Annual General Meeting of a Company - Legal Provisions



Provisions of the Company’s Act relating to Annual General Meeting: (Sec. 96 of the Companies Act, 2013) 
As the term denotes, annual general meeting is the meeting under section 96 which has to be held annually. It is the meeting of the members through which they get the opportunity to express their views on the management of the company. Through this meeting, the shareholders can exercise control over the affairs of the company. The ‘Annual General Meeting’ is sometimes called ‘”Ordinary General Meeting” as it usually deals with the so-called ‘Ordinary Business’.

Purpose (Objectives) to hold these meetings are:
1. To submit the annual account, balance sheet, director’s report and auditor’s report.
2. To declare the dividend.
3. Special business- any other business to be transacted will be deemed special business likes:
4. To increase share capital
5. To alter Article of Association
6. To appoint auditors and fix their remuneration.
7. To elect directors are that liable to retire by rotation.

Legal Provisions Relating to Annual General Meeting
Every company is required to hold this meeting. But, there are certain legal provisions which have to be followed, relating to the annual general meeting as contained in sections 96 and 97. There are:

1. First Annual general meeting: A company may hold its first annual general meeting within a period of 9 months from the date of incorporation. However this should not be more than 9 months from close of financial years.

2. Subsequent meeting: There must be one meeting held in each year. The gap between two annual general meetings must not be more than 15 months. Meeting must be held not later than 6 months from close of financial year.

3. Extension of time: the registrar has the power to extend the time of 15 months by 3 more months in special cases.

4. Day, hour and place of meeting: The meeting can be held at any working place, on any working day and working hours. If the day scheduled for meeting is declared by the Central Government to be a public holiday after the issue of the notice, it shall not be deemed as a holiday.

5. Notice of the meeting: 21 clear days notice or any shorter notice if agreed by all shareholders must be given.

6. Business to be transected: At every AGM, the following matters must be discussed and decided. Since such matters are discussed at every AGM, they are known as ordinary business. All other matters and business to be discussed at the AGM are special business.

The following matters constitute ordinary business at an AGM :
i. Consideration of annual accounts, director’s report and the auditor’s report
ii. Declaration of dividend
iii. Appointment of directors in the place of those retiring
iv. Appointment of and the fixing of the remuneration of the statutory auditors.

• Ordinary business is transacted by passing ordinary resolution.

Special Business: All matters other than ordinary business are treated as special business at an annual general meeting. For transacting special business at a meeting, there shall be annexed to the notice of meeting an explanatory statement setting out:
(a) All material facts concerning each item of such business, and
(b) In particular, nature of the concern or interest, if any, of every director or manager in each item.
(c) Statement must also state time and place where document, if any, proposed for approval at the meeting can be inspected by members.
(d) The items constituting special business are transacted either by an ordinary resolution or by a special resolution depending on the requirements of the Companies Act 2013 or articles of the company in respect of each particular item.

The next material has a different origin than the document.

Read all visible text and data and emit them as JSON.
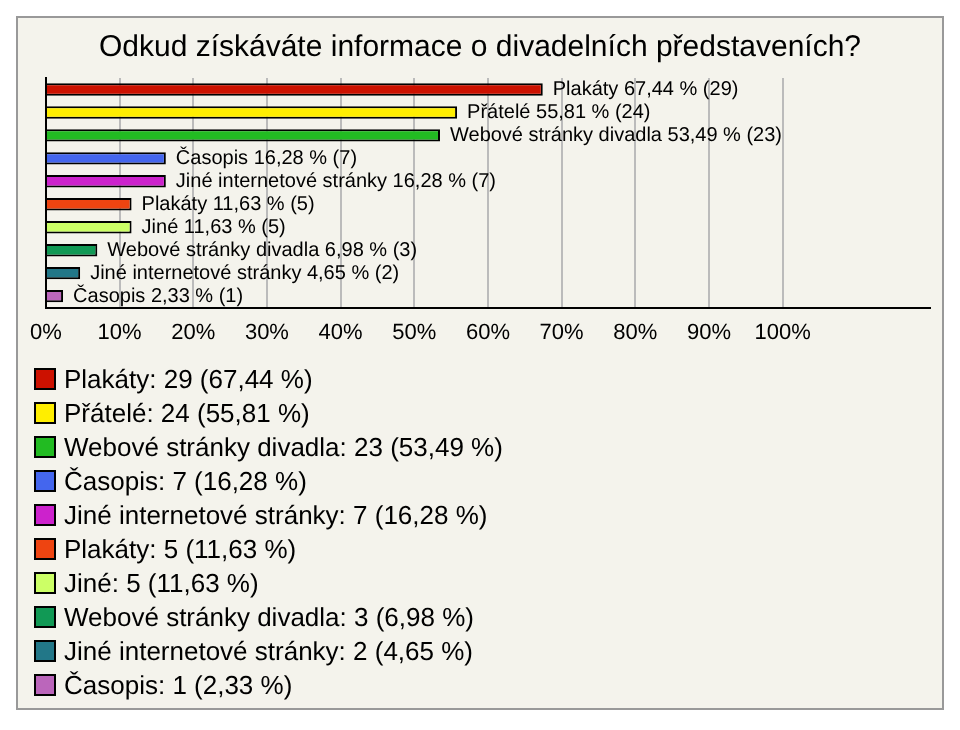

7. Default in holding Annual general meeting: As mentioned earlier, every company is required to hold this meeting according to the provision of the Companies Act. If any company fails to hold the annual general meeting the consequences are as follows:
A. As mentioned above, the annual general meeting provides the opportunity to the members to express views on the management of the company. Any member can apply to the Central Government for the failure of the company to call the meeting. The Central Government may give direction to the company for calling the meeting.

B. The company as well as every officer will become liable if  they fail to held the meeting and shall be punishable with fine upto Rs. 50,000, and if the default continues , with a further fine of Rs. 2,500 for every day after the first day of default during which the default continues.